Chez Mona Chollet, ce sont donc les hommes, non certains hommes, qui sont des dominants. Et que cette domination soit exercée en toute conscience ou à leur corps défendant, rien finalement n’y change. Pas même la proclamation de leur innocence, qui n’est dictée, au mieux, que par la crainte hypocrite de ne plus pouvoir assurer leurs privilèges. Tous coupables, même les innocents… Selon la même logique, la femme doit toujours lutter contre l’homme ou l’enfant. Quoi qu’il en soit, où et quand que l’on soit, la lutte est toujours le marqueur paradigmatique qui vient souligner les rapports homme-femme. Du moins donc chez les blancs hétérosexuels…

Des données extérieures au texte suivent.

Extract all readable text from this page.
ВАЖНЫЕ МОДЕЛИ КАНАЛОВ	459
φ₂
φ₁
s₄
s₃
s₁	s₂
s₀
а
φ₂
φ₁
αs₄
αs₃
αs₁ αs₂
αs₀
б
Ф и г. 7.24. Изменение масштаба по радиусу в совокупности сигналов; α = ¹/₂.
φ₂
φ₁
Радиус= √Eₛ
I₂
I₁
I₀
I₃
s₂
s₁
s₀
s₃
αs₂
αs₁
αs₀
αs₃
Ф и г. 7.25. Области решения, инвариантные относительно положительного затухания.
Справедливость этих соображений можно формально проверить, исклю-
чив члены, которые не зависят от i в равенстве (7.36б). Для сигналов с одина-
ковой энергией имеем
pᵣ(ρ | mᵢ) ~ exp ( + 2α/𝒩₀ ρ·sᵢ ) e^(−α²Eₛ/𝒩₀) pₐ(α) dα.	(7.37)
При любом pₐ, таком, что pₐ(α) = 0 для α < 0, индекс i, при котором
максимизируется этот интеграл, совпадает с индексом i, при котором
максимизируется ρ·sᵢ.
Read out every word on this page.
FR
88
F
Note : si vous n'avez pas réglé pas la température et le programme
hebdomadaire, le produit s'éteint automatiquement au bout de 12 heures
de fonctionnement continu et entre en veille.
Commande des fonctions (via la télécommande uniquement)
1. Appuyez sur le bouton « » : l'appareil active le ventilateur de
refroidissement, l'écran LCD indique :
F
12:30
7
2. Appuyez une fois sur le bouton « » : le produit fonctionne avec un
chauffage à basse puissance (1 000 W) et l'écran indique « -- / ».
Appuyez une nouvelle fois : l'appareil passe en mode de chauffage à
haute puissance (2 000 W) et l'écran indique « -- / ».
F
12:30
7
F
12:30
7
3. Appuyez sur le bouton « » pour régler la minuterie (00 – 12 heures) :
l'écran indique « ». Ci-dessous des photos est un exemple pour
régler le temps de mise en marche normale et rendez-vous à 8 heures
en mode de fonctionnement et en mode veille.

Au-delà des amalgames (où l’on retrouve placés dans un fourre-tout maléfique le blanc, l’hétéro, l’homme, le capitalisme, la misogynie, l’expert, la raison)  que l’auteure « n’étaie » qu’en recourant systématiquement à des sources qui ont déjà fait en leur temps l’objet de nombreuses critiques solides, ce qui pose surtout question ici est l’essentialisation du débat. L’individu est gommé. Il n’y a plus d’homme ni même de femme. Il n’y a plus que  des ersatz d’êtres cloîtrés en tout temps et en tout lieu dans le carcan de leur destin. Et cette réduction à l’état d’essence de l’homme (ou du blanc, ou du scientifique, ou…), combinée à la légèreté des « preuves » qui sont censées appuyer son discours rend celui-ci, au mieux inaudible, au pire contre-productif. Face aux lieux communs, il ne sert à rien de contribuer à en ériger d’autres. À l’heure où certains des progrès quant à la place de la femme dans la société (indéniables en Occident) tardent à se traduire dans les faits et où les mouvements dits conservateurs ont le vent en poupe, ce manque de rigueur n’est pas que risible. Il donne malheureusement du grain à moudre à tous ceux qui, au mieux, défendent le statu quo, au pire, rêvent d’un retour au « bonnes vieilles valeurs »…

Mona Chollet, Sorcières, la puissance invaincue des femmes, 2018, Zones.